Genre usé jusqu’à la corde, caricaturé à l’extrême, prétexte aux débauches numériques les plus extravagantes, le film d’invasion extra-terrestre est quasi mort, écrasé sous le poids de ses excès. Que le renouveau arrive par Denis Villeneuve n’est pas la moindre des surprises. Cinéaste ambitieux, le Québécois a souvent péché par le trop-plein, comme s’il était angoissé par le hors-champ. Dire, montrer, être le plus explicite possible, c’est l’anti-thèse précisément de Premier contact, beau film sur le langage, sur l’impérieuse nécessité de l’écoute, sur le temps : le temps qu’il faut donner à l’autre pour se faire comprendre, le temps qu’il faut se donner pour se comprendre soi-même. Denis Villeneuve trouve ici un point d’équilibre précieux entre son propre lyrisme, l’austérité surprenante de son scénario et les codes du genre, pour atteindre une grâce éblouissante, en contournant astucieusement quelques pistes attendues.
Pas de grande surprise dans les premières minutes du film, qui débute exactement comme on peut l’imaginer : un beau matin, douze gigantesques objets volants non identifiés apparaissent aux quatre coins du globe. Sortes de gros galets noirs en lévitation verticale (on dirait le monolithe de 2001 redessiné par un designer d’Apple), ils provoquent la stupeur et l’interrogation : ces extra-terrestres sont-ils hostiles ou viennent-ils en paix ? Aux États-Unis, Louise, une linguiste chevronnée (Amy Adams) est dépêchée sur le site pour établir un contact avec les aliens et tenter de déchiffrer ce qui s’apparente à une forme de langage… avant qu’un autre pays, moins enclin aux négociations, ne dégaine ses armes le premier.
Le monde du silence
Évacuons le sujet d’emblée : les enjeux géopolitiques déployés dans le film ne sont pas son point fort. Les circonvolutions imaginées par le réalisateur et son scénariste pour évoquer les crises politiques déclenchées par l’irruption des vaisseaux donnent lieu à un défilé de lieux communs qui, s’ils ne sont pas déconnectés de la réalité, frisent tout de même la caricature. Heureusement, la question diplomatique n’est ici qu’un ressort dramatique, un accessoire. Le cœur du film bat dans la trajectoire personnelle de son héroïne, marquée par un trauma familial et portée par une ambition qui dépasse amplement le cadre professionnel. Dans le rôle, Amy Adams, omniprésente, est remarquable, trouvant un équilibre miraculeux entre détermination, inquiétude et chagrin.
Comment établir un premier contact avec une entité inconnue, aux motivations indéchiffrables ? Le film s’applique à montrer le cheminement intellectuel de la linguiste, aidée par un scientifique (Jeremy Renner) tout aussi éberlué qu’elle.
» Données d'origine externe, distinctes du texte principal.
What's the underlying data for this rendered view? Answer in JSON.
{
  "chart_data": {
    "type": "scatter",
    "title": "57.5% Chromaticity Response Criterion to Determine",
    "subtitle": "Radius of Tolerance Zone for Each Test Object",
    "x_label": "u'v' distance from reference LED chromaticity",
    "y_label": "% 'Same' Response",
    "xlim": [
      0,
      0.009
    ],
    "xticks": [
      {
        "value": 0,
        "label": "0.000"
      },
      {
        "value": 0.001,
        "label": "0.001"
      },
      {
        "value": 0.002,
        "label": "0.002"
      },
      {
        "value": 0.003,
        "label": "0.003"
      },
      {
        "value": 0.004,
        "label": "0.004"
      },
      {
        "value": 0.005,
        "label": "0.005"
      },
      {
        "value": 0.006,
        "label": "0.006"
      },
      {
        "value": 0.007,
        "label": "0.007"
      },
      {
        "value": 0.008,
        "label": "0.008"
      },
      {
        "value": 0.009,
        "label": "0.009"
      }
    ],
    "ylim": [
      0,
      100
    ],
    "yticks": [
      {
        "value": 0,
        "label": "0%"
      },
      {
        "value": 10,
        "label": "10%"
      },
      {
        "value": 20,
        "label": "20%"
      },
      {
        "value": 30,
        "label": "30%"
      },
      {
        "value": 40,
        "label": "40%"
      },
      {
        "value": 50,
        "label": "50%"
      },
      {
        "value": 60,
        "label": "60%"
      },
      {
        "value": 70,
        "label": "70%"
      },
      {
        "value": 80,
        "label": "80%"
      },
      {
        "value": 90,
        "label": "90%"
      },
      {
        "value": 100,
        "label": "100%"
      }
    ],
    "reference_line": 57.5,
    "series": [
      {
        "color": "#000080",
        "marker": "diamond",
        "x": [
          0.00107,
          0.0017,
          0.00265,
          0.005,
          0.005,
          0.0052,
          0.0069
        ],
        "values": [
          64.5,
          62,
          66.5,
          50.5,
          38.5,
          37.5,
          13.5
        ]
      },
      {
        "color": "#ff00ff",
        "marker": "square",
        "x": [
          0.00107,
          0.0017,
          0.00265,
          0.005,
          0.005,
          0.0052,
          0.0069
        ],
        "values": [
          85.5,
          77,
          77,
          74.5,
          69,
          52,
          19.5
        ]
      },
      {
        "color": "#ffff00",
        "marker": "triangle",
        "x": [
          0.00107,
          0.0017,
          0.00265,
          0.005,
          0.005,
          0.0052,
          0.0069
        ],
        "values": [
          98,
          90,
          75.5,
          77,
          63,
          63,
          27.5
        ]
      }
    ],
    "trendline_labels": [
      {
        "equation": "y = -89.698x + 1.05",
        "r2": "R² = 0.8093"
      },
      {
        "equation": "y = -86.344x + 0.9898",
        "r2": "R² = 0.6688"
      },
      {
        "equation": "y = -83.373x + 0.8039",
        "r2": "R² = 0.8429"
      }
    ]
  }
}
Mais, là encore, le réalisateur ne s’embarrasse guère de détails techniques ou de bavardages assommants. Premier contact montre les creux, les silences, et par ce biais le trajet vertigineux que doit emprunter Louise dans sa propre histoire intime. Villeneuve excelle dans la mise en scène d’un dialogue a priori impossible, dans la représentation de la pureté absolue du contact entre deux formes de vie vierges de toute histoire commune. Le film déjoue intelligemment les attentes de cette représentation : sans rien dévoiler des postulats esthétiques du cinéaste (moins on en sait, mieux c’est), on peut néanmoins s’émerveiller de son parti-pris anti-spectaculaire à tous points de vue, capable d’éblouir avec très peu d’effets tout en faisant habilement quelques pieds de nez aux stéréotypes du genre.
Moins à l’aise avec l’évocation sensitive des souvenirs de l’héroïne (du sous-Malick tendance The Tree of Life : vent dans les cheveux, gros plans sur un enfant qui court dans les herbes folles, lumière de fin d’après-midi d’été, tout y est), Villeneuve réussit pourtant, aux deux tiers du film, à retourner ce gimmick scénaristique un peu usé et à en faire bien plus qu’un twist habile. Le versant mélodramatique de Premier contact prend alors une ampleur inattendue. Le film oppose l’innocence de la première rencontre à l’expérience tragique de l’humanité (naître, vivre, mourir), avant de les réunir dans un mouvement circulaire qui brasse tout, dans un même élan. L’histoire du Monde se répète, sans cesse, c’est ce qui fait son drame et sa beauté. De ce discours a priori d’une folle naïveté, terriblement sentimental, Villeneuve tire une fable bouleversante, d’une simplicité désarmante.